A Chat with Fayssoux Starling

These days, Fayssoux Starling can be seen and heard on stages throughout South Carolina’s upstate and in the Hendersonville-Tryon area. But in the course of her impressive career, she’s shared stages and recording studios with some of the biggest names in country, bluegrass and Americana.

In the early 1970s, Fayssoux (that’s pronounced fa-SUE) and her then-husband lived in the Washington D.C. area. Husband John was working on his medical residency at Walter Reed Army Hospital, and was also singer-guitarist in the earliest lineup of the celebrated bluegrass band Seldom Scene. All five members of that group had regular day jobs, so sometimes it would be difficult for all of them to make a scheduled practice.

On many occasions, Fayssoux would stand in for a missing vocalist. “As another member of the band used to say, when it came time to go onstage, I would be fired,” she says with a laugh. “I was in the band at practice, but fired onstage.”

Fayssoux had developed her vocal skills long before her time as a stand-in harmony singer. “I always had a good ear for music,” she says. “When I would hear songs on the radio, I would never sing the lead; I would sing the harmony. Because the lead was there, and the harmony was not. I would sing what was missing. And growing up, I’d always done that.”

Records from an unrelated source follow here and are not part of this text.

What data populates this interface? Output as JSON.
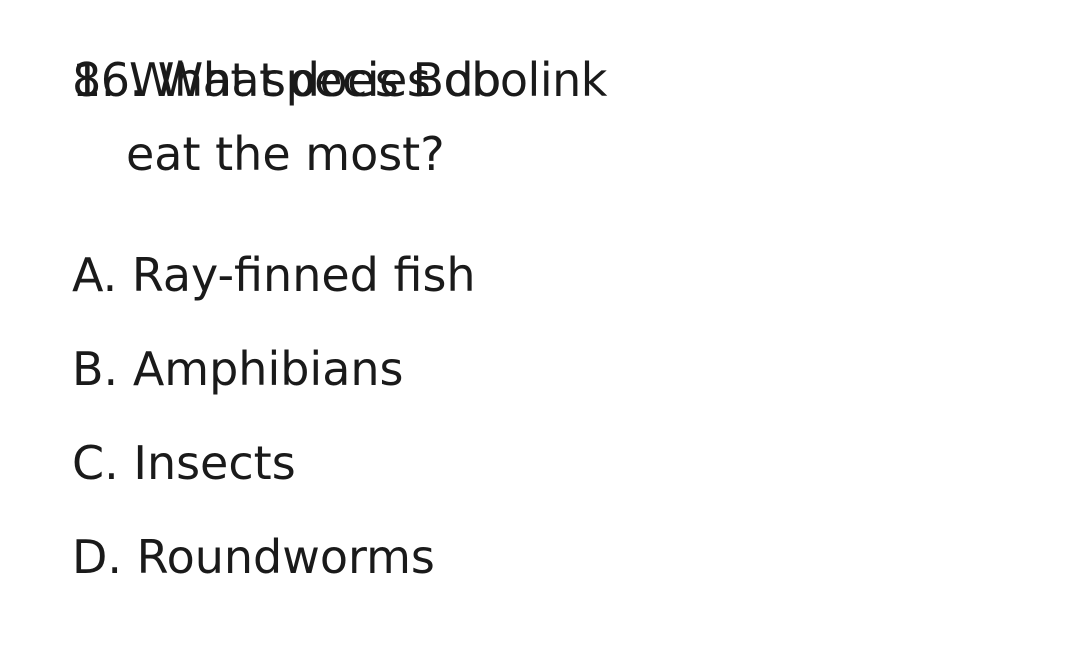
{
  "question": {
    "layer_a": "16. What does Bobolink",
    "layer_b": "8. What species do",
    "line2": "eat the most?"
  },
  "options": [
    {
      "letter": "A.",
      "text": "Ray-finned fish"
    },
    {
      "letter": "B.",
      "text": "Amphibians"
    },
    {
      "letter": "C.",
      "text": "Insects"
    },
    {
      "letter": "D.",
      "text": "Roundworms"
    }
  ]
}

One night in the early ’70s, John went to a Georgetown restaurant and saw Emmylou Harris performing a solo set. “He ended up bringing her home,” Fayssoux says. “And as soon as they walked up our steps, we started singing! We spent just about all night singing old Louvin Brothers songs, and old bluegrass songs.” Harris was deeply impressed with Fayssoux’s vocal prowess. “She wondered why I didn’t sing with the Seldom Scene!” Fayssoux says.

“But,” she continues, “Emmylou decided to have me come and record with her.” Fayssoux would fly to California many times over the next several years; her harmony vocals are featured on no less than seven of Emmylou Harris’ albums. She has also lent her talents to records by Billy Joe Shaver and Seldom Scene dobro player Mike Auldredge, and would often join Harris onstage when a concert tour brought her to the D.C. area. “Whenever Emmylou would be playing nearby, I’d come and just sing something with her,” Fayssoux recalls, “and then go back home.”

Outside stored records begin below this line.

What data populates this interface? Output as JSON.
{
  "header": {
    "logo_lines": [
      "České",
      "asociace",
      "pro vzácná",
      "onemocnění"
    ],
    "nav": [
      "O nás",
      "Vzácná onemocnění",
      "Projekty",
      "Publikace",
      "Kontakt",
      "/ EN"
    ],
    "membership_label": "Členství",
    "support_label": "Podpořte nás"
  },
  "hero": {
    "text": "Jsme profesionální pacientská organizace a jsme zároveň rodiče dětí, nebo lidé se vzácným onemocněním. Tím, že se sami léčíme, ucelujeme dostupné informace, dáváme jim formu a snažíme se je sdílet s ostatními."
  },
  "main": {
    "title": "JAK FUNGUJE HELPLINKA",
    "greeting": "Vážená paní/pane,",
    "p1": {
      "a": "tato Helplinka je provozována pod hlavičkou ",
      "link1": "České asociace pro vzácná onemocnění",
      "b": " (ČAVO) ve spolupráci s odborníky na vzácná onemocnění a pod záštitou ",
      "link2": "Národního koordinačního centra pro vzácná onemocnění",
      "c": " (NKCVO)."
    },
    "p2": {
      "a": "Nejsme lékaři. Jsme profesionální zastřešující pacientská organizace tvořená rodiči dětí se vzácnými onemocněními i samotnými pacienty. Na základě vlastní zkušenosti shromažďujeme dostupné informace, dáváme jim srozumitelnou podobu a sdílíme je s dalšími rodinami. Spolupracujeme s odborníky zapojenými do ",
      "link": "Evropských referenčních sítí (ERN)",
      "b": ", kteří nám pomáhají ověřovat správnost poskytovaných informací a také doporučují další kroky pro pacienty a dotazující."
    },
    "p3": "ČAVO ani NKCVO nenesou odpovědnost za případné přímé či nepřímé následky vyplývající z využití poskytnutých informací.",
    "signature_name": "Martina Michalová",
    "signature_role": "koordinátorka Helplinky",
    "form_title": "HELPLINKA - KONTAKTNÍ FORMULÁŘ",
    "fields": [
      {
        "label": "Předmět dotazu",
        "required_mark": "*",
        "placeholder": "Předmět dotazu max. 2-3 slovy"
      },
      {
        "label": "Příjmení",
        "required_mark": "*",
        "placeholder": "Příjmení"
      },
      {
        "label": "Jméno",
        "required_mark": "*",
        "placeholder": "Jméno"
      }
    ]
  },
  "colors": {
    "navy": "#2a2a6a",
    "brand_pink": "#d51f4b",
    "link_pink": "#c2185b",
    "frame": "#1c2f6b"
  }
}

After raising a daughter and remarrying, Fayssoux relocated to Spartanburg, S.C. in 1993. In 1997, author – and well-known chronicler of country music – Peter Cooper was working on Hub City Music Makers, a book documenting the musicians in the Spartanburg region. “Peter lived here, and he had noticed how many great musicians were around,” Fayssoux recalls. “One day he said to me, ‘I did not realize you lived here! I want to put you in my book.’”

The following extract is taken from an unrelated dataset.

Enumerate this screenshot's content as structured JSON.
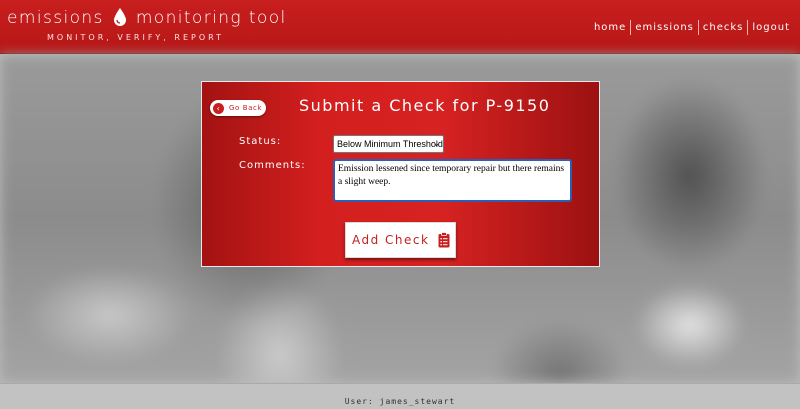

Fayssoux wondered why it mattered; she hadn’t yet released any albums of her own. “I thought he was little over the top,” she says, laughing at the memory. “I thought he was deluded!” But he wasn’t; in fact, Cooper literally stopped the presses to revise Hub City Music Makers, adding a section on Fayssoux and including a photo of her and Emmylou Harris singing together.

“I was so happy that Peter did that,” Fayssoux says. “After that, he had me sing with him at book signings and autograph parties.” Fayssoux recalls that sharing a microphone with the 6’6” Cooper meant that she had to make some adjustments. “ I wore what I call my Dolly Parton shoes. I had these great big platform shoes I’d wear so we could sing on the same microphone. But he still had to lean over!”

That series of performances lit the fuse for Fayssoux, and she began playing more regularly in the region. In 2008 she traveled to Nashville to make her first solo album, Early. In 2014, Fayssoux followed that up with another record, I Can’t Wait. These days, she’s an in-demand performer, and maintains not one but two musical personas. She sings and plays guitar in a duo with longtime accompanist Brandon Turner; “he’s a fabulous musician who can play almost anything,” Fayssoux says.

In her career, Fayssoux has gone from stand-in singer to headlining act. “When I was first singing with Emmylou,” she says, “I was always very anxious. But things evolve!”